In de zoölogie is cefalisatie de evolutionaire trend in de richting van het concentreren van zenuwweefsel, de mond en zintuigen in de richting van de voorkant van een dier. Volledig gecefaliseerde organismen hebben een hoofd en hersenen, terwijl minder gecefaliseerde dieren een of meer gebieden van zenuwweefsel vertonen. Cefalisatie wordt geassocieerd met bilaterale symmetrie en beweging met het hoofd naar voren gericht.
Cefalisatie biedt een organisme drie voordelen. Ten eerste zorgt het voor de ontwikkeling van hersenen. De hersenen fungeren als een controlecentrum om sensorische informatie te ordenen en te controleren. Na verloop van tijd kunnen dieren complexe neurale systemen evolueren en een hogere intelligentie ontwikkelen. Het tweede voordeel van cephalization is dat zintuigen kunnen clusteren aan de voorkant van het lichaam. Dit helpt een voorwaarts gericht organisme zijn omgeving efficiënt te scannen, zodat het voedsel en onderdak kan lokaliseren en roofdieren en andere gevaren kan vermijden. Kortom, de voorkant van het dier voelt eerst stimuli, terwijl het organisme vooruit gaat. Ten derde, cefalisatietrends om de mond dichter bij de zintuigen en hersenen te plaatsen. Het netto-effect is dat een dier snel voedselbronnen kan analyseren. Roofdieren hebben vaak speciale zintuigen in de buurt van de mondholte om informatie te krijgen over prooien wanneer deze te dichtbij is voor zicht en gehoor. Katten hebben bijvoorbeeld vibrissae (snorharen) die prooi voelen in het donker en wanneer het te dichtbij is om te zien. Haaien hebben elektroreceptoren, de ampullae van Lorenzini genaamd, waarmee ze prooidieren in kaart kunnen brengen.

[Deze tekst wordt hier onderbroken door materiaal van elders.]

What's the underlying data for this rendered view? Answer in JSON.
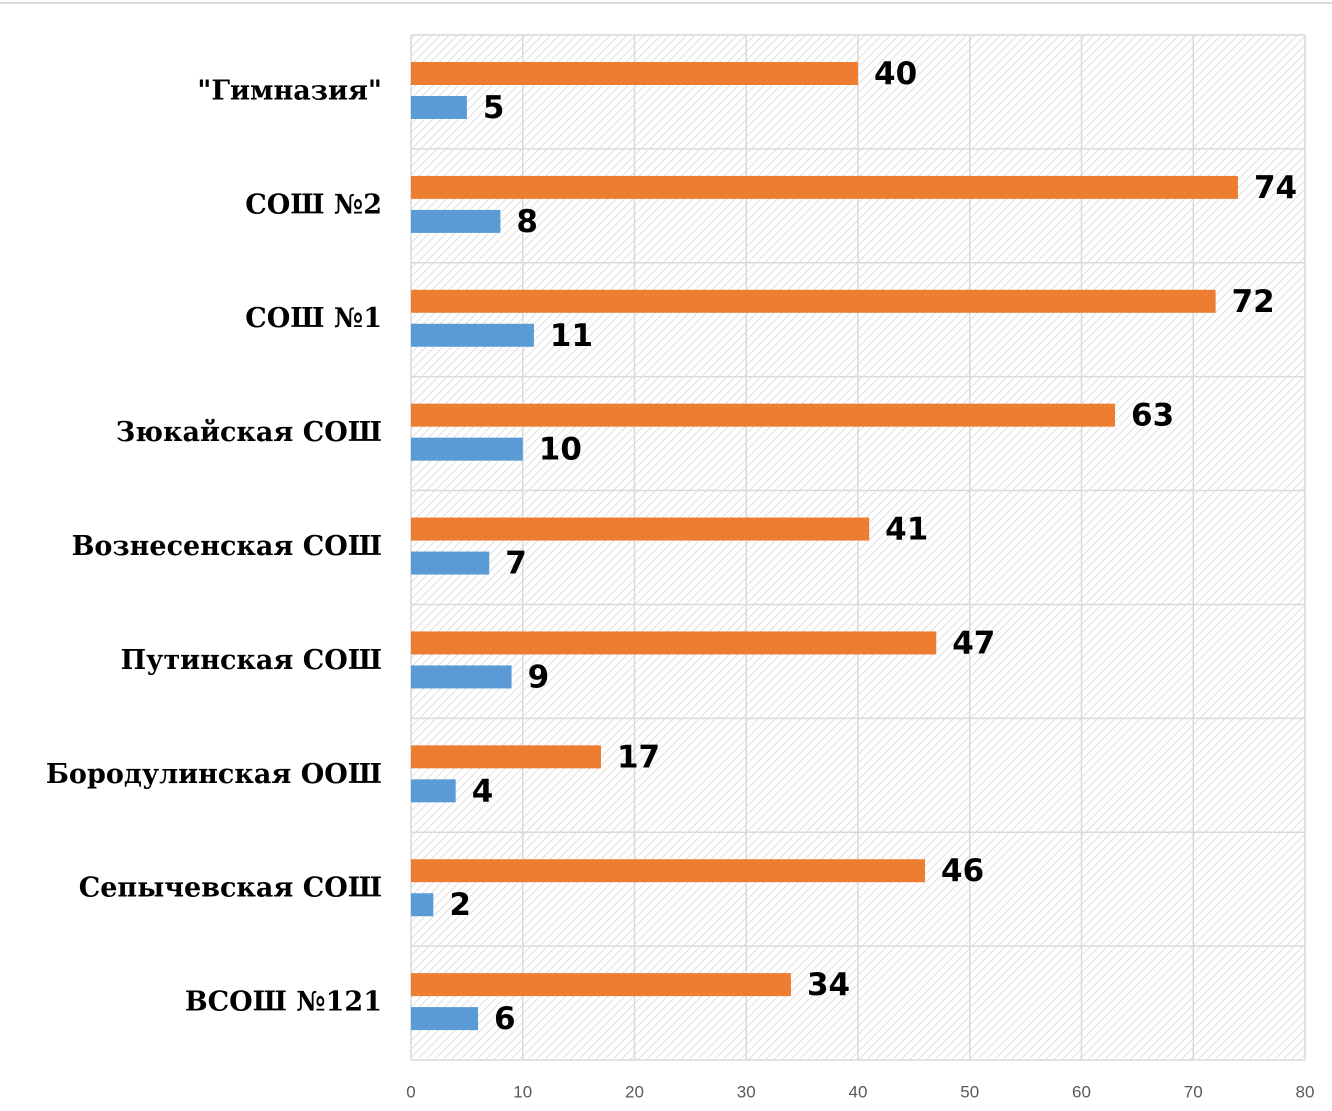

Cefalisatie resulteert in dieren met koppen met hersenen en zintuigen geclusterd op het hoofd. Mike Schultz / EyeEm / Getty ImagesDrie groepen dieren vertonen een hoge mate van koppotigheid: gewervelde dieren, geleedpotigen en koppotigen weekdieren. Voorbeelden van gewervelde dieren zijn mensen, slangen en vogels. Voorbeelden van geleedpotigen zijn kreeften, mieren en spinnen. Voorbeelden van koppotigen zijn octopussen, inktvis en inktvis. Dieren uit deze drie groepen vertonen bilaterale symmetrie, voorwaartse beweging en goed ontwikkelde hersenen. Soorten uit deze drie groepen worden beschouwd als de meest intelligente organismen op de planeet.

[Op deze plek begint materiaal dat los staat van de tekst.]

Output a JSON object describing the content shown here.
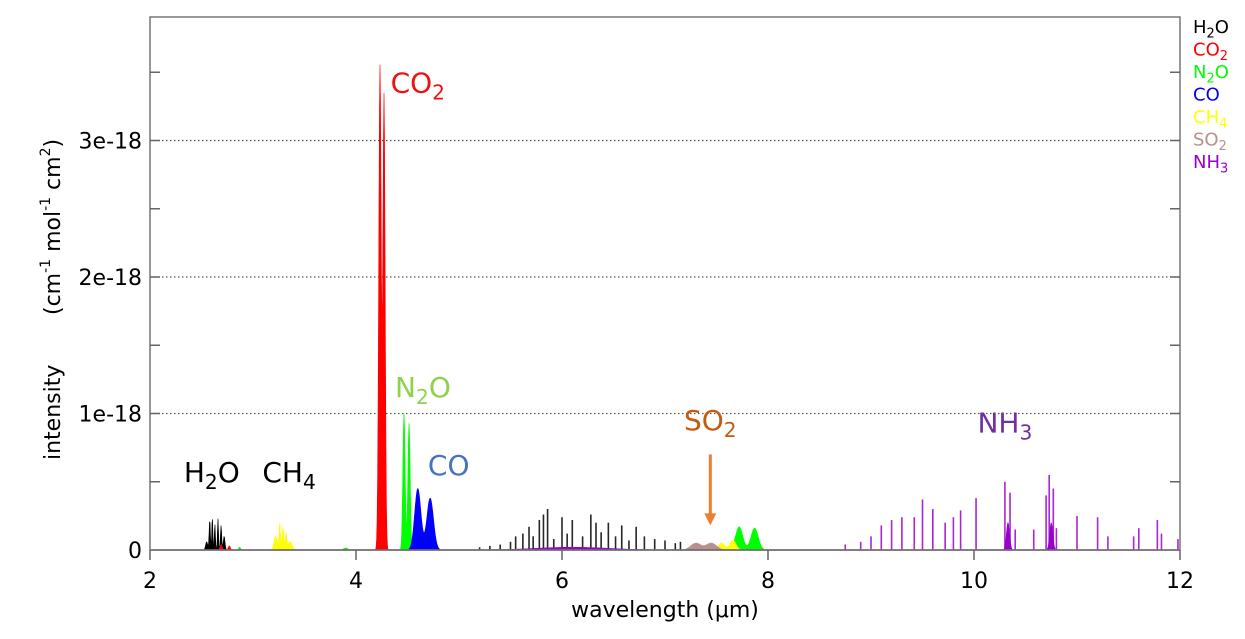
{
  "chart_data": {
    "type": "area",
    "xlabel": "wavelength (μm)",
    "ylabel": "intensity",
    "ylabel_units": {
      "open": "(cm",
      "sup1": "-1",
      "mid": " mol",
      "sup2": "-1",
      "mid2": " cm",
      "sup3": "2",
      "close": ")"
    },
    "xlim": [
      2,
      12
    ],
    "ylim": [
      0,
      3.9e-18
    ],
    "x_ticks": [
      2,
      4,
      6,
      8,
      10,
      12
    ],
    "x_tick_labels": [
      "2",
      "4",
      "6",
      "8",
      "10",
      "12"
    ],
    "y_ticks": [
      0,
      1e-18,
      2e-18,
      3e-18
    ],
    "y_tick_labels": [
      "0",
      "1e-18",
      "2e-18",
      "3e-18"
    ],
    "grid": "horizontal dotted at major y ticks",
    "legend_placement": "right",
    "series": [
      {
        "name": "H2O",
        "legend": {
          "base": "H",
          "sub": "2",
          "tail": "O"
        },
        "color": "#000000",
        "bands": [
          [
            2.58,
            2.2e-19,
            0.006
          ],
          [
            2.605,
            2.4e-19,
            0.005
          ],
          [
            2.63,
            1.9e-19,
            0.005
          ],
          [
            2.66,
            2.3e-19,
            0.005
          ],
          [
            2.69,
            1.8e-19,
            0.006
          ],
          [
            2.72,
            1e-19,
            0.008
          ],
          [
            2.55,
            6e-20,
            0.01
          ]
        ],
        "lines": [
          [
            5.2,
            2e-20
          ],
          [
            5.3,
            3e-20
          ],
          [
            5.4,
            4e-20
          ],
          [
            5.5,
            6e-20
          ],
          [
            5.55,
            1e-19
          ],
          [
            5.62,
            1.2e-19
          ],
          [
            5.68,
            1.7e-19
          ],
          [
            5.72,
            1e-19
          ],
          [
            5.78,
            2.2e-19
          ],
          [
            5.82,
            2.6e-19
          ],
          [
            5.86,
            3e-19
          ],
          [
            5.92,
            8e-20
          ],
          [
            6.0,
            2.4e-19
          ],
          [
            6.05,
            1.2e-19
          ],
          [
            6.1,
            2.2e-19
          ],
          [
            6.2,
            1e-19
          ],
          [
            6.28,
            2.6e-19
          ],
          [
            6.33,
            2e-19
          ],
          [
            6.38,
            1.3e-19
          ],
          [
            6.45,
            2e-19
          ],
          [
            6.52,
            1e-19
          ],
          [
            6.58,
            1.8e-19
          ],
          [
            6.65,
            7e-20
          ],
          [
            6.72,
            1.7e-19
          ],
          [
            6.8,
            1e-19
          ],
          [
            6.9,
            8e-20
          ],
          [
            7.0,
            7e-20
          ],
          [
            7.1,
            5e-20
          ],
          [
            7.15,
            6e-20
          ]
        ]
      },
      {
        "name": "CO2",
        "legend": {
          "base": "CO",
          "sub": "2",
          "tail": ""
        },
        "color": "#ff0000",
        "bands": [
          [
            4.233,
            3.55e-18,
            0.012
          ],
          [
            4.272,
            3.33e-18,
            0.011
          ],
          [
            2.69,
            4e-20,
            0.01
          ],
          [
            2.77,
            3e-20,
            0.01
          ],
          [
            4.45,
            2e-20,
            0.008
          ]
        ],
        "lines": []
      },
      {
        "name": "N2O",
        "legend": {
          "base": "N",
          "sub": "2",
          "tail": "O"
        },
        "color": "#00ff00",
        "bands": [
          [
            4.466,
            1e-18,
            0.011
          ],
          [
            4.515,
            9.3e-19,
            0.011
          ],
          [
            7.72,
            1.7e-19,
            0.035
          ],
          [
            7.87,
            1.6e-19,
            0.035
          ],
          [
            2.87,
            2e-20,
            0.01
          ],
          [
            3.9,
            1.5e-20,
            0.02
          ]
        ],
        "lines": []
      },
      {
        "name": "CO",
        "legend": {
          "base": "CO",
          "sub": "",
          "tail": ""
        },
        "color": "#0000ff",
        "bands": [
          [
            4.6,
            4.5e-19,
            0.03
          ],
          [
            4.72,
            3.8e-19,
            0.032
          ]
        ],
        "lines": []
      },
      {
        "name": "CH4",
        "legend": {
          "base": "CH",
          "sub": "4",
          "tail": ""
        },
        "color": "#ffff00",
        "bands": [
          [
            3.22,
            1e-19,
            0.015
          ],
          [
            3.26,
            2e-19,
            0.007
          ],
          [
            3.29,
            1.7e-19,
            0.007
          ],
          [
            3.32,
            1.2e-19,
            0.008
          ],
          [
            3.36,
            6e-20,
            0.02
          ],
          [
            7.55,
            5e-20,
            0.03
          ],
          [
            7.66,
            7e-20,
            0.03
          ]
        ],
        "lines": []
      },
      {
        "name": "SO2",
        "legend": {
          "base": "SO",
          "sub": "2",
          "tail": ""
        },
        "color": "#b8918c",
        "bands": [
          [
            7.3,
            5e-20,
            0.05
          ],
          [
            7.45,
            5e-20,
            0.05
          ]
        ],
        "lines": []
      },
      {
        "name": "NH3",
        "legend": {
          "base": "NH",
          "sub": "3",
          "tail": ""
        },
        "color": "#9900cc",
        "bands": [
          [
            10.33,
            2e-19,
            0.015
          ],
          [
            10.75,
            2e-19,
            0.015
          ],
          [
            6.1,
            2e-20,
            0.35
          ]
        ],
        "lines": [
          [
            8.75,
            4e-20
          ],
          [
            8.9,
            6e-20
          ],
          [
            9.0,
            1e-19
          ],
          [
            9.1,
            1.8e-19
          ],
          [
            9.2,
            2.2e-19
          ],
          [
            9.3,
            2.4e-19
          ],
          [
            9.42,
            2.4e-19
          ],
          [
            9.5,
            3.7e-19
          ],
          [
            9.6,
            3e-19
          ],
          [
            9.72,
            2e-19
          ],
          [
            9.8,
            2.4e-19
          ],
          [
            9.87,
            2.9e-19
          ],
          [
            10.02,
            3.8e-19
          ],
          [
            10.3,
            5e-19
          ],
          [
            10.35,
            4.2e-19
          ],
          [
            10.4,
            1.5e-19
          ],
          [
            10.58,
            1.5e-19
          ],
          [
            10.7,
            4e-19
          ],
          [
            10.73,
            5.5e-19
          ],
          [
            10.77,
            4.5e-19
          ],
          [
            10.8,
            1.6e-19
          ],
          [
            11.0,
            2.5e-19
          ],
          [
            11.2,
            2.4e-19
          ],
          [
            11.3,
            1e-19
          ],
          [
            11.55,
            1e-19
          ],
          [
            11.6,
            1.6e-19
          ],
          [
            11.78,
            2.2e-19
          ],
          [
            11.82,
            1.2e-19
          ],
          [
            11.98,
            8e-20
          ]
        ]
      }
    ],
    "annotations": [
      {
        "label": {
          "base": "H",
          "sub": "2",
          "tail": "O"
        },
        "color": "#000000",
        "x": 2.6,
        "y": 5e-19
      },
      {
        "label": {
          "base": "CH",
          "sub": "4",
          "tail": ""
        },
        "color": "#000000",
        "x": 3.35,
        "y": 5e-19
      },
      {
        "label": {
          "base": "CO",
          "sub": "2",
          "tail": ""
        },
        "color": "#ee1111",
        "x": 4.6,
        "y": 3.35e-18
      },
      {
        "label": {
          "base": "N",
          "sub": "2",
          "tail": "O"
        },
        "color": "#8fd14f",
        "x": 4.65,
        "y": 1.12e-18
      },
      {
        "label": {
          "base": "CO",
          "sub": "",
          "tail": ""
        },
        "color": "#4472c4",
        "x": 4.9,
        "y": 5.5e-19
      },
      {
        "label": {
          "base": "SO",
          "sub": "2",
          "tail": ""
        },
        "color": "#c55a11",
        "x": 7.44,
        "y": 8.8e-19,
        "arrow_from": [
          7.44,
          7e-19
        ],
        "arrow_to": [
          7.44,
          1.8e-19
        ],
        "arrow_color": "#ed7d31"
      },
      {
        "label": {
          "base": "NH",
          "sub": "3",
          "tail": ""
        },
        "color": "#7030a0",
        "x": 10.3,
        "y": 8.6e-19
      }
    ]
  }
}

Veel meer soorten dieren missen echte hersenen, maar hebben cerebrale ganglia. Hoewel de "kop" mogelijk minder duidelijk is gedefinieerd, is het gemakkelijk om de voor- en achterkant van het wezen te identificeren. Zintuigen of sensorisch weefsel en de mond of mondholte bevindt zich aan de voorkant. Locomotion plaatst het cluster van zenuwweefsel, zintuigen en mond naar voren. Hoewel het zenuwstelsel van deze dieren minder gecentraliseerd is, vindt associatief leren nog steeds plaats. Slakken, platwormen en nematoden zijn voorbeelden van organismen met een geringere mate van cephalisatie.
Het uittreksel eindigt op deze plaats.